Pero no puedo negar que la mayor influencia en mi vida literaria fue Jim Morrison, gracias a el llegue a Kerouac, Burroughs, Celine, Blake, Rimbaud, Stendhal y Ginsberg, la generación beatnik y los poetas clásicos se presentaban ante mi gracias al Rey lagarto, nunca voy a terminar de estar agradecido por abrir ante mi las puertas de la percepción y de la obra de estos maestros de la literatura.

Los músicos argentinos también aportaron su granito de arena, llegué a Artaud por Spinetta y a Bukowski por Fito Páez, “Polaroid de Locura Ordinaria” es el bello homenaje que le dedicó Fito al mas entrañable de los escritores vagabundos de este mundo.

También se da el caso inverso, Auster, Houellebecq, Hornby o Thompson son para mi como escritores rockeros, cada uno con su estilo pero todos elevando mi espíritu de la tierra gracias a sus palabras. Descubrir sus libros es para mi comparable a la primera escucha de un disco de Jimi Hendrix o Led Zeppelin, una sensación maravillosa e insuperable.

Si no conocen a alguno de los autores mencionados en este post se los recomiendo a corazón abierto, sus vidas no serán las mismas después de leerlos.
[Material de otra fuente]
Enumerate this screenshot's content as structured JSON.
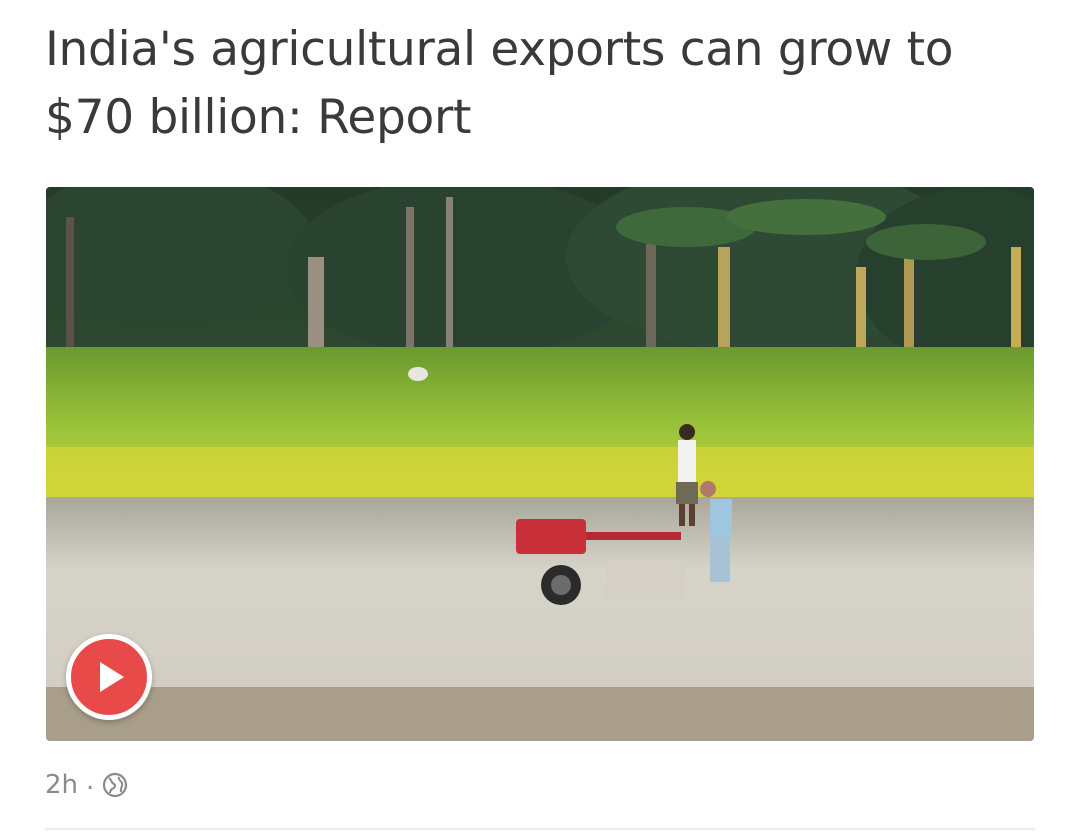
{
  "post": {
    "headline": "India's agricultural exports can grow to $70 billion: Report",
    "media": {
      "type": "video",
      "alt": "",
      "play_icon": "play-icon"
    },
    "meta": {
      "time": "2h",
      "separator": ".",
      "visibility_icon": "globe-icon"
    }
  },
  "colors": {
    "headline": "#3a3a3a",
    "play_button": "#e84a4a",
    "meta_text": "#8a8a8a"
  }
}
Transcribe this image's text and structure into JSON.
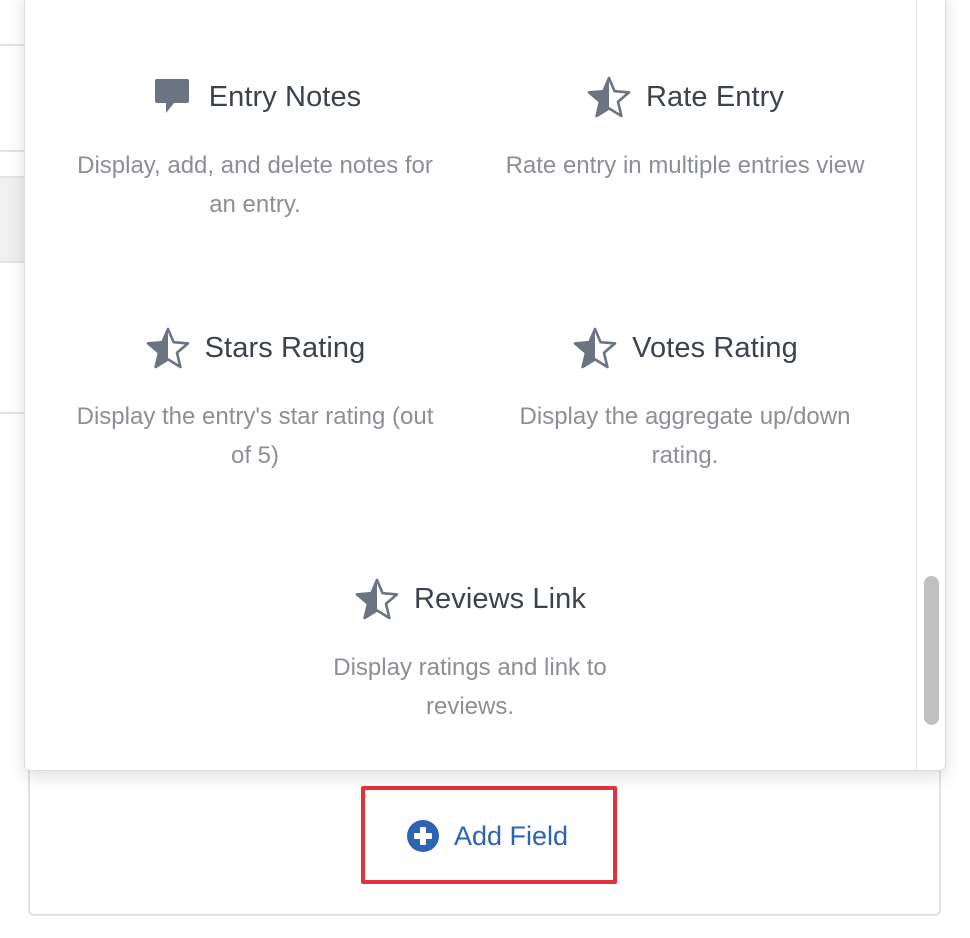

vinilo.gif Hay canciones que nacieron para ser increíbles y perdurar en la memoria colectiva de la gente, hay otras que son buenas pero menores y solo duran una temporada, luego la cultura retro o alguna película hollywoodense de mal guión las rescata para mejorar sus historias infumables. También exíste gente como Spagna, pero realmente eso a nosotros no nos importa.
Y muchas veces tanto unas como otras ocupan un lugar muy especial en nuestro corazón por el momento en el que fueron escuchadas, El impacto que puede tener la circunstancia, la locación o el puto destino hace que las canciones se vuelvan parte nuestra para el resto de nuestras vidas.

Aqui van algunos de mis momentos fundamentales: espero despertar el ejercicio de la memoria musical en Uds.

Saliendo de ciudad universitaria mi chica en aquel momento me calza los walkman y empiezan a sonar los acordes de “When the streets have no name” de los U2, momento único y sublime.

Recién llegado de un curro agobiante, un febrero horrible hipnotizándome a oscuras en mi cuarto con el disco “Songs for Drella” de Lou Reed y John Cale.

En mi cumpleaños numero 11 escuchando “todas las hojas son del viento” del disco Artaud de Pescado Rabioso, ese tipo de regalos no se le hacen a un niño, lo marcan a fuego el resto de su vida.

En un juvenil “asalto” (peculiar manera de llamar a una fiesta adolescente en Baires) bailar muy pegado a una niña “canción de 2×3” de Charly Garcia y a partir de ese momento enamorarme de ambas.

Think for a minute” de Housemartins una madrugada de febrero contemplando Nuñez desde un balcon a corazón abierto.

Moonlight Drive” de The Doors, versión en vivo de “Alive she cried” sonando en la radio una madrugada de mis 19 años… hay un antes y un después de ese momento.

“Secret Garden” de Bruce Springsteen el 30 de abril de 1998. un “sí, quiero” que continua 10 años depués.

Imagino que ustedes deben tener montones de situaciones similares a esta, solo son ejemplos de lo que la música puede influir en nuestras vidas.